The flip side of this advice is, with respect to less-than-stellar reviews, sometimes word of mouth is more relevant than a critic's opinion. Do not be afraid to go to a show that seems appealing to you, even if you've heard some negative things, whether person-on-the-street or professional reviews. I'm so glad I didn't let somewhat negative buzz about shows like Chaplin, Big Fish and Hands on a Hardbody scare me off. I would have missed so much.
Am I easily offended by coarse language, sexual situations, racial, political, gay or religious subject matter?
I am constantly amazed at the number of people willing to spend money on tickets to a show they know nothing about. Many, if not most, shows now have websites that will often include video highlights. There are age recommendations/ restrictions listed for some shows, and that may help with a theatre-goer of any age who might have sensitivities to subject matter. It is not always possible to know the prevalence of profanity, for example, but the storyline may give you a clue. The Book of Mormon is a show that telegraphed its potential risk for sensitive audience members because its creators are the creators of the animated (and risqué for many) show South Park. That told me right away that I needed to look carefully, as that's not generally my taste. I ended up loving the show, but I knew what I was likely getting myself into before I went.
One word of caution: do not assume on first reading of a show's synopsis that you know how the story will turn out on stage. A particularly striking example of that is The Scottsboro Boys, a musical about a painful event in the history of civil rights in this country. It was inconceivable to me that you could take this subject matter, make it a musical with a minstrel show format, and not completely appall me. But this show remains one of the most magnificent shows I've ever seen...and I almost didn't see it. Unfortunately, many others didn't take the chance and the show closed much sooner than it should have.
Do I have strong preferences as to where I sit?
If you will only be happy sitting in the center orchestra, or the first few rows, or the first row mezzanine, then be careful about choosing the show that you weren't committed to anyway, and may not enjoy because you were too far away or too far over to the side. That said, if this is your only opportunity to see a particular show that appeals to you, get the best seat you can and if you really, really love it, try to go back and see it again from your preferred location!
Am I taking children to the theater? [see the StageSprites page for more!]

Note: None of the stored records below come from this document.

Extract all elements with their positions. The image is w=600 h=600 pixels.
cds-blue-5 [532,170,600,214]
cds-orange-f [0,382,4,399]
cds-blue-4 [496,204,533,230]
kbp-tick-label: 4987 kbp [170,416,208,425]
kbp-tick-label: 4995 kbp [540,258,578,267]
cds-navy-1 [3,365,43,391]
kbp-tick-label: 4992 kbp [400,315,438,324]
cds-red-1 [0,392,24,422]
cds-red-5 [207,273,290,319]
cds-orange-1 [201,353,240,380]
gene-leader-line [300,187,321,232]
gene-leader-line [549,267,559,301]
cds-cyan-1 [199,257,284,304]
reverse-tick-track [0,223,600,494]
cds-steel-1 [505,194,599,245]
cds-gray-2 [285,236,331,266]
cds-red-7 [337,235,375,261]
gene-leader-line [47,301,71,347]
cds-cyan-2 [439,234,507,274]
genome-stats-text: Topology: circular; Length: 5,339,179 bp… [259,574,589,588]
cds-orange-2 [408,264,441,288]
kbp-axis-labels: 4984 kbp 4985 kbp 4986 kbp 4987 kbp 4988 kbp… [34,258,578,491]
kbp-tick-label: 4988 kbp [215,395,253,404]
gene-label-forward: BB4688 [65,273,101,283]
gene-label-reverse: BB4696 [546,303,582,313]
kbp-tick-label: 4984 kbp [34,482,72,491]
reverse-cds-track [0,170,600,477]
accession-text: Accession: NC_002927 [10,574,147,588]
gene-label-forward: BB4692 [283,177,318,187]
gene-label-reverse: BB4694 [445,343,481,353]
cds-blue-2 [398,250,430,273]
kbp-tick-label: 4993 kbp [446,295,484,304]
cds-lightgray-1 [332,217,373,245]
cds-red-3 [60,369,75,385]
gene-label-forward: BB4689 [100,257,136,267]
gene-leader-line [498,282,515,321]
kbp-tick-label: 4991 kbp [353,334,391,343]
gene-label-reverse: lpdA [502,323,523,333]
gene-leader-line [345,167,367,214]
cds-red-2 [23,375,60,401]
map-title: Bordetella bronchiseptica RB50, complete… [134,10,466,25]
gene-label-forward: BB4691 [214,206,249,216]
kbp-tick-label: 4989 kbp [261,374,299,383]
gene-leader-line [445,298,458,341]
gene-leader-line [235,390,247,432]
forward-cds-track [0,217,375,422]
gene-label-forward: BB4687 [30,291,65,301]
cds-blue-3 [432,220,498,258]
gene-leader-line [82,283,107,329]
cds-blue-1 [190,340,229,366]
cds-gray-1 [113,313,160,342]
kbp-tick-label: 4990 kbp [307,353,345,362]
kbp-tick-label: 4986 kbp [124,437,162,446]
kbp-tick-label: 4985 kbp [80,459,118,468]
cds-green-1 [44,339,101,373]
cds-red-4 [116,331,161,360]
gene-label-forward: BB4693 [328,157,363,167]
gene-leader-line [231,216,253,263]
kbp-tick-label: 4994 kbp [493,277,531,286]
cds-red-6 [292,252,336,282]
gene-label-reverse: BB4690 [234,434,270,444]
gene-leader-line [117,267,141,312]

This is an important question of course, and it does seem to go without saying, but check the age recommendations/restrictions for a show at the least. More importantly, talk to your child about what appeals to them; you might be surprised. I read the descriptions of shows to my niece one time and she picked a show that I was nervous she wouldn't like (I knew it was appropriate; I just didn't know if it was her taste)...she LOVED it. The flip side of that is that if you take a child to a show that isn't appropriate for their level or tastes without doing your homework, you could make them reluctant to go back to the theatre.